Il apparaît pourtant que Madame [I] [O] a réalisé de nombreuses dépenses à hauteur de plus de :
3.500 euros au mois de septembre 2024 alors qu’elle n’a perçu aucune somme à titre de salaire ou d’indemnités de FRANCE TRAVAIL et a débloqué la somme de 1.500 euros au titre du prêt PASSEPORT CRÉDIT ;
2.800 euros au mois d’octobre 2024 alors qu’elle n’a perçu que la somme de 739,08 euros au titre des indemnités de FRANCE TRAVAIL et a débloqué la somme de 281,11 euros au titre du prêt PLAN 4 ainsi que 1.500 euros au titre du prêt PASSEPORT CRÉDIT ;
2.400 euros au mois de novembre 2024 alors qu’elle a perçu la somme de 1.243,72 euros au titre des indemnités de FRANCE TRAVAIL outre un salaire de 1.839,16 euros et a débloqué la somme de 100,64 euros au titre du prêt PLAN 4 ;
Outre la somme de 408,92 euros correspondante aux différentes mensualités au titre des prêts souscrits (une ligne de prélèvement par déblocage).
Or, l’ensemble des dépenses réalisées ne constituaient des dépenses de première nécessité puisqu’il sera constaté d’une part que Madame [I] [O] est hébergée à titre gratuit et n’a ainsi pas de charge de loyer, que l’ensemble des dépenses récurrentes sont destinées à l’achat de vêtements ou de bijouterie (Bershka, Zara, Zalando, Asos, Histoire d’Or) ou de bars ou restaurants ([12], [13], Burger king…).
Il ressort de l’ensemble de ces éléments que Madame [I] [O] ne pouvait ignorer qu’elle ne pourrait pas faire face à ses dépenses avec ses ressources disponibles.
Ainsi, il y a lieu de relever que l’endettement de Madame [I] [O] a été souscrit concomitamment au dossier de surendettement et au cours même de l’examen de la demande à bénéficier de la procédure de surendettement. Il est dès lors possible de constater la mauvaise foi en raison d’un manquement à l’obligation de loyauté. En effet, Madame [I] [O] s’est endettée en sachant ne pas pouvoir payer.
Il y a lieu en conséquence de dire fondé le recours formé par la [8] et de dire que Madame [I] [O] n’est pas de bonne foi dans son endettement.

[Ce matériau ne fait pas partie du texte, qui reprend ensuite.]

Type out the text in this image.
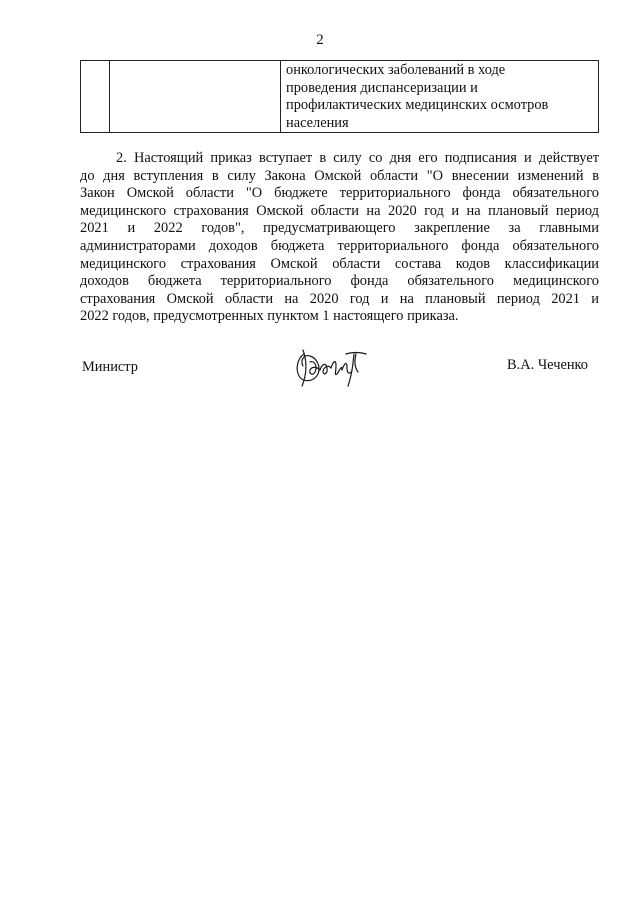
2

онкологических заболеваний в ходе
проведения диспансеризации и
профилактических медицинских осмотров
населения
2. Настоящий приказ вступает в силу со дня его подписания и действует
до дня вступления в силу Закона Омской области "О внесении изменений в
Закон Омской области "О бюджете территориального фонда обязательного
медицинского страхования Омской области на 2020 год и на плановый период
2021 и 2022 годов", предусматривающего закрепление за главными
администраторами доходов бюджета территориального фонда обязательного
медицинского страхования Омской области состава кодов классификации
доходов бюджета территориального фонда обязательного медицинского
страхования Омской области на 2020 год и на плановый период 2021 и
2022 годов, предусмотренных пунктом 1 настоящего приказа.
Министр	В.А. Чеченко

Dès lors, Madame [I] [O] sera déclarée irrecevable en sa demande de bénéficier de la procédure de traitement des situations de surendettement des particuliers déposée le 8 novembre 2024.
Il sera en outre rappelé, conformément aux dispositions de l’article R.713-10 du Code de la consommation, que la présente décision est immédiatement exécutoire.
PAR CES MOTIFS
Statuant publiquement, par jugement réputé contradictoire et en dernier ressort :
DÉCLARE RECEVABLE le recours formé par la [8] à l’encontre de la décision de recevabilité rendue le 10 décembre 2024 par la commission de surendettement des particuliers de l’Aisne à l’égard de Madame [I] [O] et le dit bien fondé ;
CONSTATE que Madame [I] [O] a eu un comportement caractéristique de la mauvaise foi,
DÉCLARE Madame [I] [O] irrecevable en sa demande à bénéficier d’une procédure de traitement des situations de surendettement des particuliers déposée le 8 novembre 2024 ;
RAPPELLE que la présente décision est immédiatement exécutoire ;
LAISSE les dépens à la charge du Trésor Public ;
DIT que le présent jugement sera notifié par lettres recommandées avec accusés de réception au débiteur et aux créanciers et par lettre simple à la commission de surendettement des particuliers de l’Aisne.
Ainsi jugé et prononcé par mise à disposition du jugement au greffe du tribunal judiciaire, le 27 mai 2025, les parties en ayant été préalablement avisées dans les conditions prévues au deuxième alinéa de l’article 450 du code de procédure civile, la minute étant signée par Madame Tatiana SAVARY, juge des contentieux de la protection, et par Madame Clotilde SAUVEZ, greffière.